Agen Bola Online - Subasic dan Kematian Hrvoje Custic yang Selalu Membayanginya

Agen Bola Online – Subasic dan Kematian Hrvoje Custic yang Selalu Membayanginya

Agen Bola Online – Subasic dan Kematian Hrvoje Custic yang Selalu Membayanginya

Agen Bola Online - Subasic dan Kematian Hrvoje Custic yang Selalu Membayanginya

Agen Bola Online , Moskow – Danijel Subasic mendapat teguran FIFA karena mengenakan kaus wajah Hrvoje Custic, tapi tak peduli. Itu adalah rekan satu tim Subasic yang meninggal pada 2008.

Subasic dan Custic adalah rekan satu tim saat bermain di NK Zadar sejak 2003. Selama kebersamaan lebih dari dua tahun, keduanya sangat akrab di kehidupan keseharian. Kebetulan, mereka juga berasal dari kota Zadar.

Hubungan persahabatan Subasic dan Custic pada akhirnya harus tuntas pada 2008. Custic meninggal dunia pada 3 April 2008 dalam usia 24 tahun.
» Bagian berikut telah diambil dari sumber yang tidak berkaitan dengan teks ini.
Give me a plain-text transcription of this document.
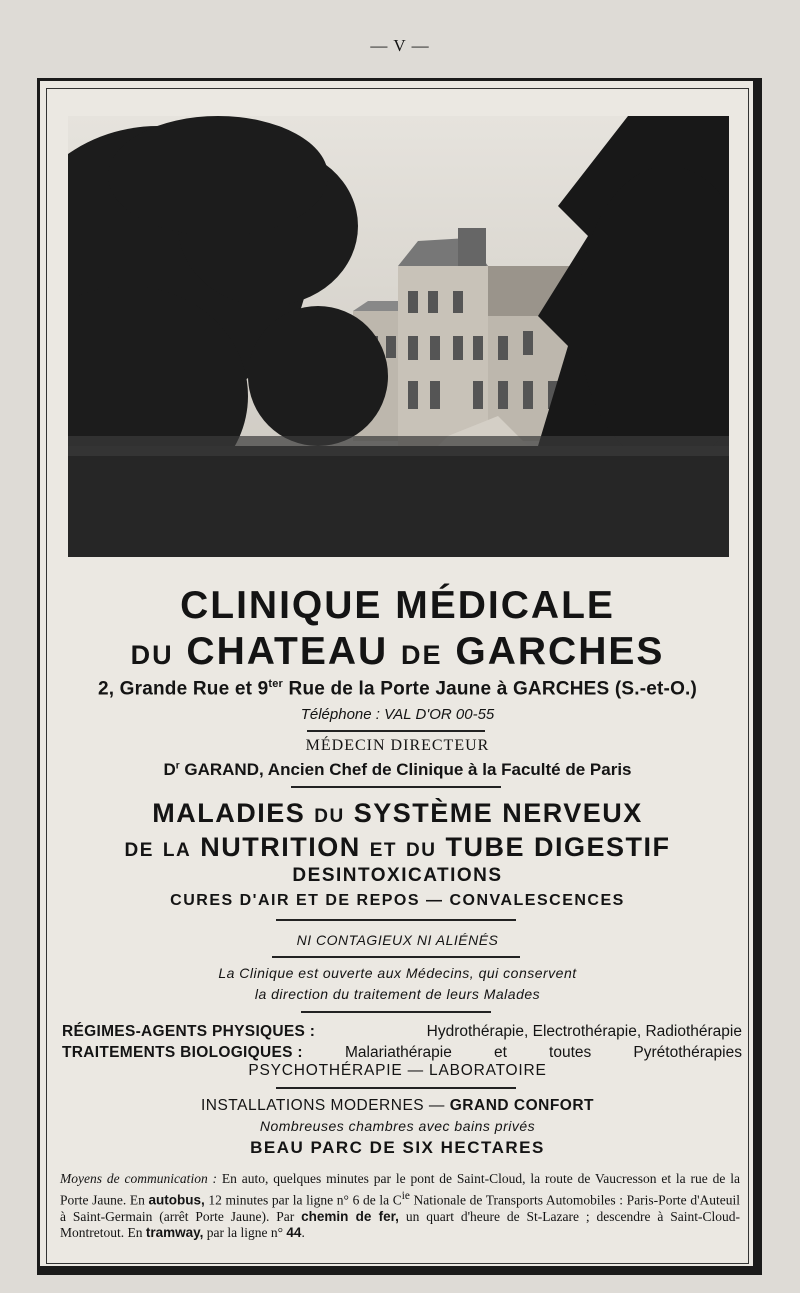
— V —
CLINIQUE MÉDICALE
DU CHATEAU DE GARCHES
2, Grande Rue et $9^{ter}$ Rue de la Porte Jaune à GARCHES (S.-et-O.)
Téléphone : VAL D'OR 00-55
MÉDECIN DIRECTEUR
$D^r$ GARAND, Ancien Chef de Clinique à la Faculté de Paris
MALADIES DU SYSTÈME NERVEUX
DE LA NUTRITION ET DU TUBE DIGESTIF
DESINTOXICATIONS
CURES D'AIR ET DE REPOS — CONVALESCENCES
NI CONTAGIEUX NI ALIÉNÉS
La Clinique est ouverte aux Médecins, qui conservent
la direction du traitement de leurs Malades
RÉGIMES-AGENTS PHYSIQUES :	Hydrothérapie, Electrothérapie, Radiothérapie
TRAITEMENTS BIOLOGIQUES :	Malariathérapie	et	toutes	Pyrétothérapies
PSYCHOTHÉRAPIE — LABORATOIRE
INSTALLATIONS MODERNES — GRAND CONFORT
Nombreuses chambres avec bains privés
BEAU PARC DE SIX HECTARES
Moyens de communication : En auto, quelques minutes par le pont de Saint-Cloud, la route de Vaucresson et la rue de la Porte Jaune. En autobus, 12 minutes par la ligne n° 6 de la $C^{ie}$ Nationale de Transports Automobiles : Paris-Porte d'Auteuil à Saint-Germain (arrêt Porte Jaune). Par chemin de fer, un quart d'heure de St-Lazare ; descendre à Saint-Cloud-Montretout. En tramway, par la ligne n° 44.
Kematian Custic terjadi karena berusaha mengejar bola hasil tendangan Subasic dari kotak penalti dalam laga melawan NHK Cibalia pada 29 Maret 2008. Custic, yang berposisi sebagai gelandang, mengejar bola dan duel dengan pemain lawan.

Custic hilang keseimbangan dan menabrak dinding beton yang terletak sekitar tiga meter dari pinggir lapangan. Dia segera diangkut ke rumah sakit setempat dan menjalani operasi malam berikutnya. Setelah operasi, dia dalam kondisi koma dan kondisinya tetap stabil sampai 2 April 2008, namun selang sehari kemudian Custic menghembuskan napas terakhir.
Baca Juga : Agen Bola Online – Arsenal Datangkan Lucas Torreira dari Sampdoria
Subasic menyalahkan dirinya sendiri atas kematian Custic. Kiper Kroasia itu malah berandai-andai jika bola tak diarahkan kepada Custic, pasti si pemain masih hidup.Hantu rasa bersalah betul-betul belum hilang dari dalam kepala dan hati Subasic. Dia bahkan selalu mengenakan kaus bergambar wajah Custic di setiap pertandingan.

Kaus yang dipakai Subasic itu mulai ramai diperbincangkan saat Kroasia mengalahkan Denmark di 16 besar Piala Dunia 2018 lewat adu penalti. Subasic membuka jersey-nya dan memperlihatkan gambar wajah Custic beserta tulisan “Forever“.

The Sun menulis dalam beritanya bahwa apa yang ditunjukkan Subasic mendapat teguran dari FIFA, namun kiper 33 tahun itu tak peduli.

“Aku berkata pada diriku sendiri jika aku tidak memulainya, dia akan tetap hidup. Setelah pertandingan aku harus pergi. Aku pergi ke Amerika tetapi susah tidur, tersiksa juga dengan jet lag,” kata Subasic seperti dikutip dari The Sun.

“Dan setiap kali aku bangun, ketika hari masih gelap, aku ingat apa yang terjadi, bertanya pada diri sendiri mengapa aku memilih untuk menendang ke arahnya, mengapa tidak ke arah tengah,” sambungnya.

“Jika aku tidak melakukan itu, dia mungkin tidak akan terluka. Bagaimana mungkin nasib, takdir, telah menuntut itu harus terjadi? Jadi aku memutuskan bahwa, sejak saat itu, aku akan selalu mengenakan fotonya di dalam jersey. Setiap pertandingan sampai akhir karier saya.”

Setelah kemenangan Kroasia melawan Rusia di babak perempatfinal, Subasic berdiri ke salah satu sudut tribun stadion. Dia mencoba untuk membuka jersey-nya lagi, namun langsung ditahan manajer timnas Kroasia, Iva Olivari.

“Aku telah memakai kaus itu untuk waktu yang lama – dan aku akan terus memakainya. Tidak ada yang akan menghentikan aku. FIFA telah melarang pemain untuk menunjukkan pesan pribadi – dan saya akan menghormati itu,” kata Subasic.

“Melawan Rusia, itu cuma bercanda. Aku mengatakan kepada (manajer tim) Iva Olivari bahwa aku akan melepas jersey dan karena dia peduli denganku, maka dia berlari ke arahku,” bebernya.